ARDIZZONE, Edward (artist). Shelter Scene.
An original lithograph with colour, commercially printed on wartime glaze paper, entitled Shelter Scene, reproduced from a watercolour, depicting wartime Londoners sheltering from the Blitz beneath Tilbury railway arches in Stepney, 1941. 710 x 1010 mm
Edward Ardizzone was made an official War Artist in February 1940. The appointment was a surprise to him, as he had not applied for the job, but he was delighted to be given the opportunity to record on paper what he saw and felt, instead of being "a rather inefficient officer in the mud of a gun-site in South London". The War Artist scheme, similar to that operated during World War 1, was suggested by Sir Kenneth Clark, then Director of the National Gallery. Under his chairmanship, the War Artists' Committee aimed to create a visual record of all aspects of the British war effort, and some of Britain's most promising artists were employed, and produced important work. During the Blitz the Director General of the Ministry of Information suggested that Ardizzone might concentrate on air raid subjects, and for this purpose he was temporarily transferred from the War Office to the Home Guard. Much of Ardizzone's later work as a War Artist was done on foreign postings (Edward Ardizzone, The Diary of a War Artist).

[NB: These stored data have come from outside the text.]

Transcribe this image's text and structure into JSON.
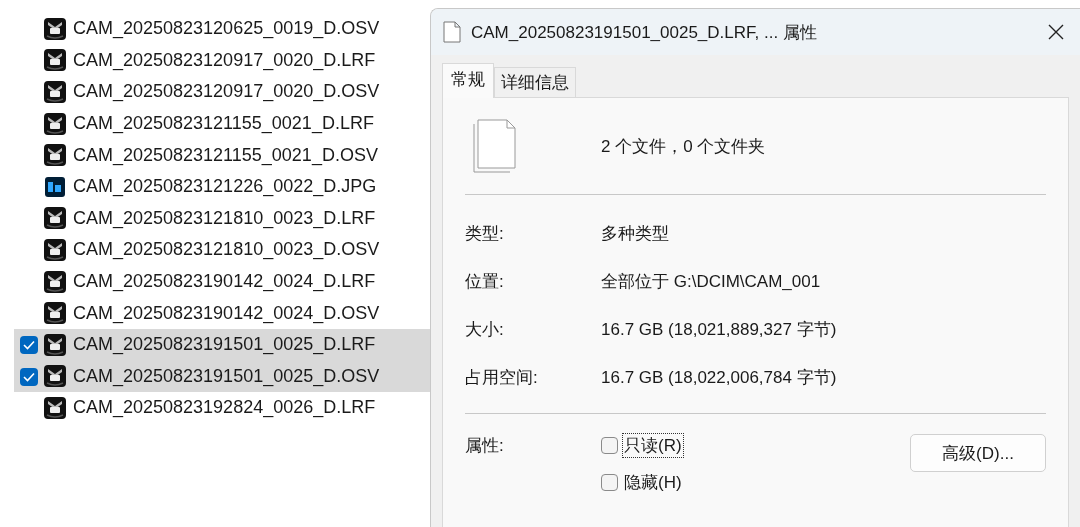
{
  "file_list": [
    {
      "name": "CAM_20250823120625_0019_D.OSV",
      "kind": "video",
      "selected": false
    },
    {
      "name": "CAM_20250823120917_0020_D.LRF",
      "kind": "video",
      "selected": false
    },
    {
      "name": "CAM_20250823120917_0020_D.OSV",
      "kind": "video",
      "selected": false
    },
    {
      "name": "CAM_20250823121155_0021_D.LRF",
      "kind": "video",
      "selected": false
    },
    {
      "name": "CAM_20250823121155_0021_D.OSV",
      "kind": "video",
      "selected": false
    },
    {
      "name": "CAM_20250823121226_0022_D.JPG",
      "kind": "image",
      "selected": false
    },
    {
      "name": "CAM_20250823121810_0023_D.LRF",
      "kind": "video",
      "selected": false
    },
    {
      "name": "CAM_20250823121810_0023_D.OSV",
      "kind": "video",
      "selected": false
    },
    {
      "name": "CAM_20250823190142_0024_D.LRF",
      "kind": "video",
      "selected": false
    },
    {
      "name": "CAM_20250823190142_0024_D.OSV",
      "kind": "video",
      "selected": false
    },
    {
      "name": "CAM_20250823191501_0025_D.LRF",
      "kind": "video",
      "selected": true
    },
    {
      "name": "CAM_20250823191501_0025_D.OSV",
      "kind": "video",
      "selected": true
    },
    {
      "name": "CAM_20250823192824_0026_D.LRF",
      "kind": "video",
      "selected": false
    }
  ],
  "dialog": {
    "title": "CAM_20250823191501_0025_D.LRF, ... 属性",
    "tabs": [
      {
        "label": "常规",
        "selected": true
      },
      {
        "label": "详细信息",
        "selected": false
      }
    ],
    "summary": "2 个文件，0 个文件夹",
    "details": [
      {
        "label": "类型:",
        "value": "多种类型"
      },
      {
        "label": "位置:",
        "value": "全部位于 G:\\DCIM\\CAM_001"
      },
      {
        "label": "大小:",
        "value": "16.7 GB (18,021,889,327 字节)"
      },
      {
        "label": "占用空间:",
        "value": "16.7 GB (18,022,006,784 字节)"
      }
    ],
    "attributes": {
      "label": "属性:",
      "checkboxes": [
        {
          "label": "只读(R)",
          "checked": false,
          "focused": true
        },
        {
          "label": "隐藏(H)",
          "checked": false,
          "focused": false
        }
      ],
      "button": "高级(D)..."
    }
  }
}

The underground shelter "The Tilbury" became the largest and most notorious of all the air raid shelters in the Second World War, housing as many as 16,000 people on occasions. The conditions there fuelled calls for a general improvement in public shelters during the early stages of the Blitz. The watercolour for this poster is Ardizzone's largest wartime painting and is housed at the Imperial War Museum.